Does it matter that the contact impedance of spinal cord stimulation electrodes is variable?

Objectives. The impedance of a percutaneous SCS electrode is highly variable and affects the currents injected by the various anodes (-) and cathodes (+) when using a standard single-channel, constant-voltage stimulation device. The impedance is affected in particular by the position of the percutaneous lead in the epidural space and the presence of fibrous encapsulation and scar tissue [1]. The aim of this study is to demonstrate the influence of variable electrode impedances on the distribution of currents among the anodes and cathodes, and thus on the characteristics of the electrical field activating spinal neural pathways. Methods. A simple equivalent electrical network of SCS was considered. Contacts of the same polarity (cathodes and anodes) were connected in parallel and the connection between the anodes and cathodes was serial. A 1V pulse was applied between the two ends of the circuitry. Given the impedance of each contact, the corresponding currents were calculated using Ohm’s and Kirchoff’s law.

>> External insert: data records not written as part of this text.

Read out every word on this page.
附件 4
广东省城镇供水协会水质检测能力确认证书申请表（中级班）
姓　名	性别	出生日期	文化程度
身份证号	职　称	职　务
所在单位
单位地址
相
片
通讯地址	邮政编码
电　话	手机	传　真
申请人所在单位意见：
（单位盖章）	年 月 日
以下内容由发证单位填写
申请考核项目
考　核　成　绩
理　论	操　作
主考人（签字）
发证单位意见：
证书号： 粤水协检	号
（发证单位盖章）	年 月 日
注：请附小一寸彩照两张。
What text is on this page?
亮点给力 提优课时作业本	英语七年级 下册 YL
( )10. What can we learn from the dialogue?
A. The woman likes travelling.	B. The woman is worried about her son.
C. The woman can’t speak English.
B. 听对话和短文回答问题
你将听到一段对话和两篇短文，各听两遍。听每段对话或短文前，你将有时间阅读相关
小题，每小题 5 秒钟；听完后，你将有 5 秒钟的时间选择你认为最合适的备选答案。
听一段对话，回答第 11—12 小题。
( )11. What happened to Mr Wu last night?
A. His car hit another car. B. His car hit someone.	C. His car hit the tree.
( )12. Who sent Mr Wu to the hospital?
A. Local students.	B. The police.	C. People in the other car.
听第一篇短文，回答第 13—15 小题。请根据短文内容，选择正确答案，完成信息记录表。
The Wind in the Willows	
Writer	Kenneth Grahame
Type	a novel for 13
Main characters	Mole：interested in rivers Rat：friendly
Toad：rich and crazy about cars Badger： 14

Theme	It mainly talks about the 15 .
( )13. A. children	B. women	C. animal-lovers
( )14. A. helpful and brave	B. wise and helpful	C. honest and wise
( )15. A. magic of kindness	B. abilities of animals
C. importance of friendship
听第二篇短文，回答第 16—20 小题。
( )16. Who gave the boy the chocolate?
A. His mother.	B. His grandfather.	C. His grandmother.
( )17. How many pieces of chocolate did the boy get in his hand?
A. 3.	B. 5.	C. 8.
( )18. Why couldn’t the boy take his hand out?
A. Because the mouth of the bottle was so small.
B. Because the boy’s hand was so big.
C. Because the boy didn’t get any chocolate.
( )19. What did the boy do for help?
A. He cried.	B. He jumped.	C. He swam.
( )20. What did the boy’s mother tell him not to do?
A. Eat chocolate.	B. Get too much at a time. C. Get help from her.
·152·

An application program calculating these currents in a network of up to 4 contacts of the same polarity was made in Matlab. Results. As an example we used a network consisting of two cathodes having impedances of 400 Ohms each and two anodes with 350 Ohms each. Three separate changes to this network were considered: 1) When the impedance of one cathode was increased twofold its current decreased by 44% while the current of the other cathode increased by 14%. The anodal currents decreased by 15% each. 2) When one cathode was excluded (e.g. a broken cable), the current of the remaining cathode increased by 31%, while the anodal currents decreased by 35%. 3) When another cathode having a 400 Ohms impedance was added, the current of each cathode was decreased by 19%, whereas the current of each anode was increased by 22%. Conclusions. These simple calculations show that in single-channel, voltage-controlled SCS an additional contact or an accidental change in just one contact impedance results in a change of the current supplied by each cathode and anode. As a consequence, the stimulation of the neural targets and thus paresthesia coverage will change. Reference 1. Manola L, Holsheimer J, Veltink PH. Technical performance of percutaneous leads for spinal cord stimulation: a modeling study. Neuromodulation 2005;8:88-99.